Orpea présent aussi au Luxembourg

Le géant mondial des maisons de retraite Orpea a obtenu le jeudi 3 novembre l’agrément du ministère de la Famille, et ouvrira bientôt une première résidence, à Merl. La ministre de la Famille était dans l’impossibilité de refuser cet agrément puisque Orpea remplit toutes les conditions prévues par la loi.

Lire aussi : Plus d’obstacle à l’ouverture d’Orpea au Luxembourg

À Merl, les 110 chambres et 23 appartements de la résidence Récital – une maison de repos et de soins et une résidence services pour seniors – ne sont pas encore tous remplis. Les visites du site se poursuivent. Vingt et un équivalents temps plein ont déjà rejoint l’encadrement, permettant à l’établissement de fonctionner correctement dès son ouverture, mais Orpea compte bien renforcer les effectifs ces prochains mois.

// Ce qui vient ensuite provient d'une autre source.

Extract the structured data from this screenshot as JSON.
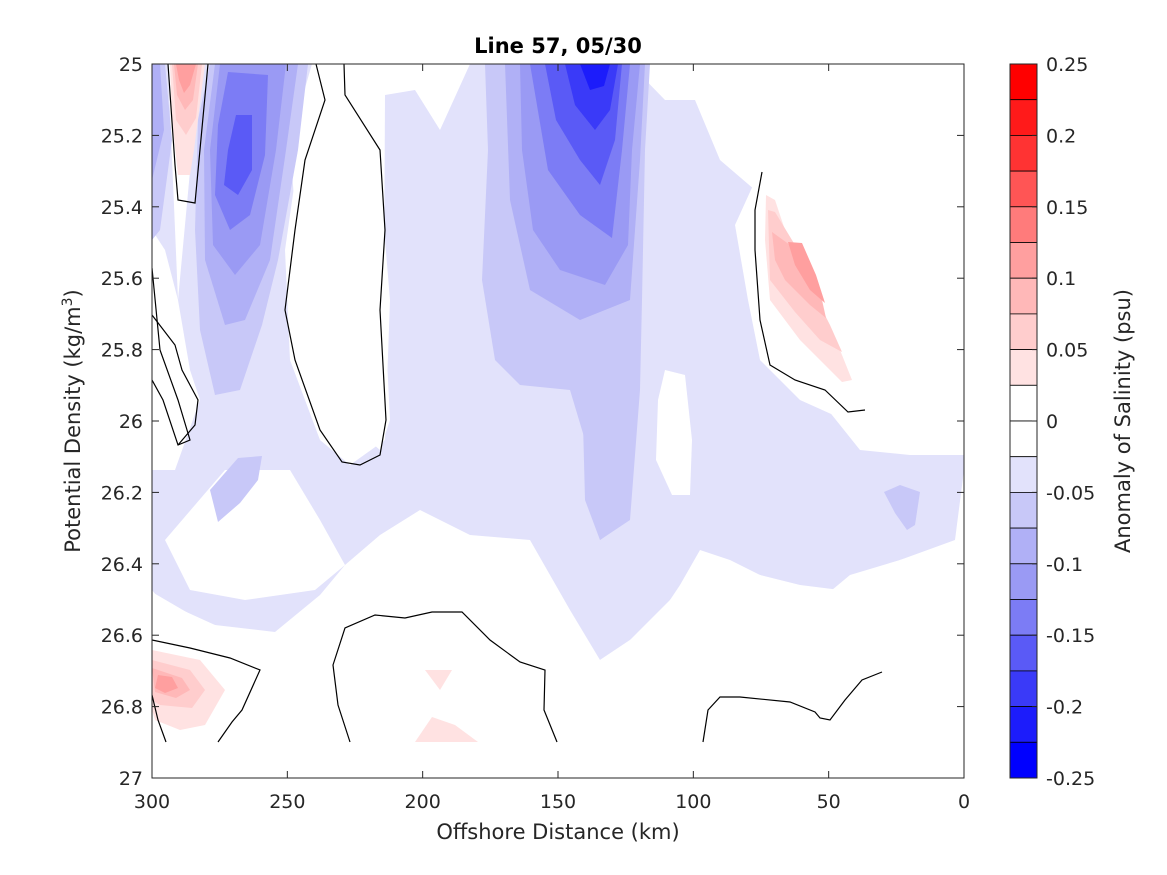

Marijke Verboven, qui dirige la communication du groupe pour la Belgique et le Luxembourg, avait confié dans nos colonnes que les déboires financiers d’Orpea n’éclabousseront pas l’établissement luxembourgeois, qui jouira, selon elle, d’un statut indépendant au sein du réseau.

L’arrivée du groupe Orpea au Luxembourg a été fustigée la semaine dernière par l’OGBL.